A control method is studied which provides countermeasures for common mode currents, micro-surges and shaft currents appearing in motor drive systems. Flow of common mode currents differs between motor drive systems because common mode current paths are varied by the installation of the systems. First, EMI noise sources producing common mode currents are analyzed using simulations. Experimental results are compared with analyzed results, and the cause and the paths of common mode currents are clarified. It is found that common mode currents occur due to multi-series resonance phenomena with multi-noise sources produced by voltage fluctuations due to switching operations and micro-surges appearing at terminals of the AC reactor and motor. Circuit parameters for common mode current paths must be researched in order to suppress multi-series resonance phenomena. A simple method is proposed which is characterized by field of adjustment circuit parameters to suitable values to prevent electrical shock by remote control via the web.
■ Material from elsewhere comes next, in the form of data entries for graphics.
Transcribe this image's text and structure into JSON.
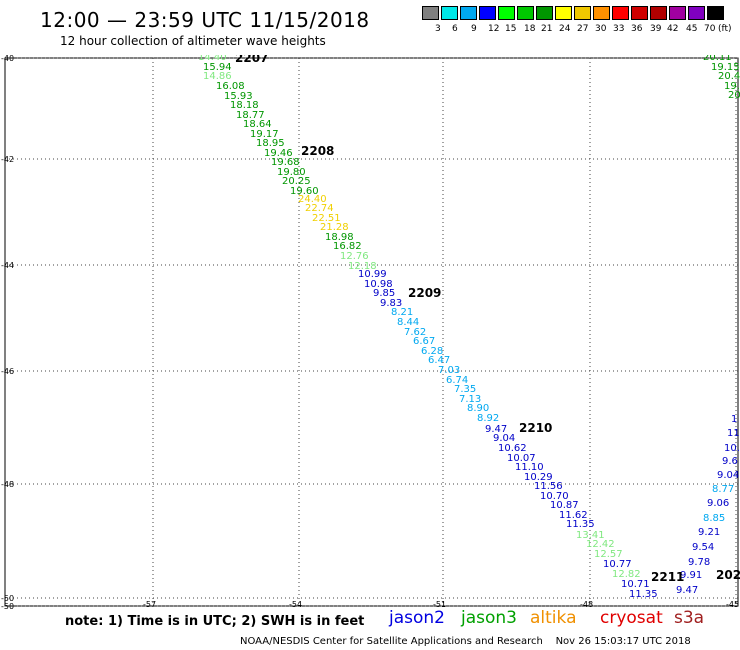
{
  "header": {
    "title": "12:00 — 23:59 UTC 11/15/2018",
    "subtitle": "12 hour collection of altimeter wave heights"
  },
  "legend": {
    "colors": [
      "#808080",
      "#00e8e8",
      "#00a8f0",
      "#0000ff",
      "#00ff00",
      "#00c800",
      "#009600",
      "#ffff00",
      "#f0c800",
      "#ff9000",
      "#ff0000",
      "#d00000",
      "#b00000",
      "#a000a0",
      "#8000c0",
      "#000000"
    ],
    "labels": [
      "3",
      "6",
      "9",
      "12",
      "15",
      "18",
      "21",
      "24",
      "27",
      "30",
      "33",
      "36",
      "39",
      "42",
      "45",
      "70",
      "(ft)"
    ]
  },
  "map": {
    "lat_ticks": [
      "-40",
      "-42",
      "-44",
      "-46",
      "-48",
      "-50",
      "-50"
    ],
    "lon_ticks": [
      "-57",
      "-54",
      "-51",
      "-48",
      "-45"
    ],
    "time_labels": [
      {
        "text": "2207",
        "color": "#007000"
      },
      {
        "text": "2208",
        "color": "#007000"
      },
      {
        "text": "2209",
        "color": "#007000"
      },
      {
        "text": "2210",
        "color": "#007000"
      },
      {
        "text": "2211",
        "color": "#007000"
      },
      {
        "text": "202",
        "color": "#f09000"
      }
    ],
    "main_track": [
      {
        "v": "14.40",
        "c": "#80e880"
      },
      {
        "v": "15.94",
        "c": "#009600"
      },
      {
        "v": "14.86",
        "c": "#80e880"
      },
      {
        "v": "16.08",
        "c": "#009600"
      },
      {
        "v": "15.93",
        "c": "#009600"
      },
      {
        "v": "18.18",
        "c": "#009600"
      },
      {
        "v": "18.77",
        "c": "#009600"
      },
      {
        "v": "18.64",
        "c": "#009600"
      },
      {
        "v": "19.17",
        "c": "#009600"
      },
      {
        "v": "18.95",
        "c": "#009600"
      },
      {
        "v": "19.46",
        "c": "#009600"
      },
      {
        "v": "19.68",
        "c": "#009600"
      },
      {
        "v": "19.80",
        "c": "#009600"
      },
      {
        "v": "20.25",
        "c": "#009600"
      },
      {
        "v": "19.60",
        "c": "#009600"
      },
      {
        "v": "24.40",
        "c": "#f0d000"
      },
      {
        "v": "22.74",
        "c": "#f0d000"
      },
      {
        "v": "22.51",
        "c": "#f0d000"
      },
      {
        "v": "21.28",
        "c": "#f0d000"
      },
      {
        "v": "18.98",
        "c": "#009600"
      },
      {
        "v": "16.82",
        "c": "#009600"
      },
      {
        "v": "12.76",
        "c": "#80e880"
      },
      {
        "v": "12.18",
        "c": "#80e880"
      },
      {
        "v": "10.99",
        "c": "#0000c8"
      },
      {
        "v": "10.98",
        "c": "#0000c8"
      },
      {
        "v": "9.85",
        "c": "#0000c8"
      },
      {
        "v": "9.83",
        "c": "#0000c8"
      },
      {
        "v": "8.21",
        "c": "#00a8f0"
      },
      {
        "v": "8.44",
        "c": "#00a8f0"
      },
      {
        "v": "7.62",
        "c": "#00a8f0"
      },
      {
        "v": "6.67",
        "c": "#00a8f0"
      },
      {
        "v": "6.28",
        "c": "#00a8f0"
      },
      {
        "v": "6.47",
        "c": "#00a8f0"
      },
      {
        "v": "7.03",
        "c": "#00a8f0"
      },
      {
        "v": "6.74",
        "c": "#00a8f0"
      },
      {
        "v": "7.35",
        "c": "#00a8f0"
      },
      {
        "v": "7.13",
        "c": "#00a8f0"
      },
      {
        "v": "8.90",
        "c": "#00a8f0"
      },
      {
        "v": "8.92",
        "c": "#00a8f0"
      },
      {
        "v": "9.47",
        "c": "#0000c8"
      },
      {
        "v": "9.04",
        "c": "#0000c8"
      },
      {
        "v": "10.62",
        "c": "#0000c8"
      },
      {
        "v": "10.07",
        "c": "#0000c8"
      },
      {
        "v": "11.10",
        "c": "#0000c8"
      },
      {
        "v": "10.29",
        "c": "#0000c8"
      },
      {
        "v": "11.56",
        "c": "#0000c8"
      },
      {
        "v": "10.70",
        "c": "#0000c8"
      },
      {
        "v": "10.87",
        "c": "#0000c8"
      },
      {
        "v": "11.62",
        "c": "#0000c8"
      },
      {
        "v": "11.35",
        "c": "#0000c8"
      },
      {
        "v": "13.41",
        "c": "#80e880"
      },
      {
        "v": "12.42",
        "c": "#80e880"
      },
      {
        "v": "12.57",
        "c": "#80e880"
      },
      {
        "v": "10.77",
        "c": "#0000c8"
      },
      {
        "v": "12.82",
        "c": "#80e880"
      },
      {
        "v": "10.71",
        "c": "#0000c8"
      },
      {
        "v": "11.35",
        "c": "#0000c8"
      }
    ],
    "right_track_top": [
      {
        "v": "20.11",
        "c": "#009600"
      },
      {
        "v": "19.15",
        "c": "#009600"
      },
      {
        "v": "20.4",
        "c": "#009600"
      },
      {
        "v": "19.",
        "c": "#009600"
      },
      {
        "v": "20",
        "c": "#009600"
      }
    ],
    "right_track_bottom": [
      {
        "v": "1",
        "c": "#0000c8"
      },
      {
        "v": "11",
        "c": "#0000c8"
      },
      {
        "v": "10.",
        "c": "#0000c8"
      },
      {
        "v": "9.6",
        "c": "#0000c8"
      },
      {
        "v": "9.04",
        "c": "#0000c8"
      },
      {
        "v": "8.77",
        "c": "#00a8f0"
      },
      {
        "v": "9.06",
        "c": "#0000c8"
      },
      {
        "v": "8.85",
        "c": "#00a8f0"
      },
      {
        "v": "9.21",
        "c": "#0000c8"
      },
      {
        "v": "9.54",
        "c": "#0000c8"
      },
      {
        "v": "9.78",
        "c": "#0000c8"
      },
      {
        "v": "9.91",
        "c": "#0000c8"
      },
      {
        "v": "9.47",
        "c": "#0000c8"
      }
    ]
  },
  "footer": {
    "note": "note: 1) Time is in UTC; 2) SWH is in feet",
    "satellites": [
      {
        "name": "jason2",
        "color": "#0000e0"
      },
      {
        "name": "jason3",
        "color": "#00a000"
      },
      {
        "name": "altika",
        "color": "#f09000"
      },
      {
        "name": "cryosat",
        "color": "#e00000"
      },
      {
        "name": "s3a",
        "color": "#a02020"
      }
    ],
    "credit": "NOAA/NESDIS Center for Satellite Applications and Research",
    "timestamp": "Nov 26 15:03:17 UTC 2018"
  }
}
Effectiveness of the proposed method is verified through simulations and experiments. Further, the common mode currents leaking into the ground as shaft currents are studied. As a result, a method is proposed that controls both the micro-surge occurring at motor terminals and the shaft current using multi-layer power printed circuit technique. In the method, the second layer structure is important because the layer has the function to bypass and damp micro-surges. A decision method for parameters of the circuit composed of the second layer is studied from the standpoint of bypassing and attenuating the micro-surge component through theoretical and experimental analyses. Finally, suppression effects of the proposed method on the macro-surge and the shaft current are verified through experiments. Moreover, it is found through experiments that the proposed method satisfactorily attenuates radiated EMI noise appearing on motors.